Protecting India’s wildlife has always been about making space and ensuring co-existence rather than just confining species to Protected Areas. Wildlife Trust of India (WTI) has been working in several wet landscapes outside Protected Areas to instill a community-based conservation model to protect both flagship and lesser known species and its habitat. One such intervention was reviving an isolated population of Indian Roofed Turtles (Pangshura tecta) which was carried out by WTI’s outreach wing- Rapid Action Project (RAP). The species is distinguished by a distinct roofed carapace.

Though common across its distribution range, there was a rapid decline in the population of the turtle in the northern part of the Indian state of West Bengal.  Only recorded case was from an old temple pond in Lota devi temple, situated near the Karala river. According to Hindu Mythology Turtles are incarnation of the God Vishnu –the preserver and protector of the universe, and are revered as Kurma Avatar (Incarnation in the form of a Turtle). Importantly, the temple pond serves as storehouse of representative aquatic fauna, including anurans and fishes of the area.

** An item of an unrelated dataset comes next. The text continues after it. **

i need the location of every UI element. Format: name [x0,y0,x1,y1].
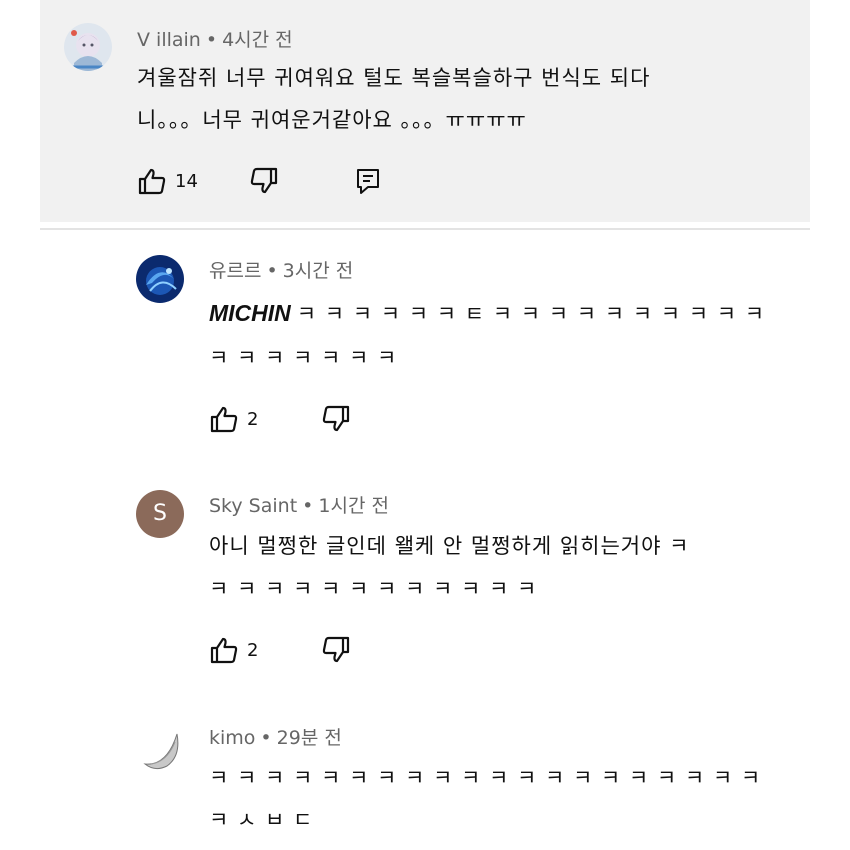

The cultural significance did help place turtles on the pedestal but people unknowingly choked the pond waters with refuse of worshiping materials such as oil, lamps, incense-sticks etc. Turtle eggs were poached by people and predated by dogs, adding pressure on this breeding population. To solve the problems, WTI collaborated with a local grassroots organization named SPOAR.

The temple pond was fenced with barbed wire fence to prevent turtle egg loss.  A gap was maintained in the fence just above ground level to facilitate the natural movement of turtles between the pond and adjacent Karala river. Turtles were shifted to a make-shift pond and the main pond was dredged, deepened and supplemented with aquatic plants such as Pistia sps., Lemna sps., Ipomea raptans., Spirulina etc. and local fish to create a natural healthy ambience. To provide an ideal nesting and basking ground, a sandy bank with sufficient shade was also ensured.

In order to substantiate the conservation efforts, religious belief was encompassed by installing a Kurma avatar idol altar just outside the fence where people could directly place their daily offerings rather than polluting the pond. The habitat enrichment facilitated successful nesting and hatching. Regular sensitization of the community had also brought about change in attitude and the turtle habitat was nurtured.

The successful intervention continues to have a healthy recovery of the turtle population, keeping the people’s sentiments intact. Controlling the stressors on the pond environment and reducing direct threats on the turtles, has not only helped the roof turtles but also the amphibians using the revered area.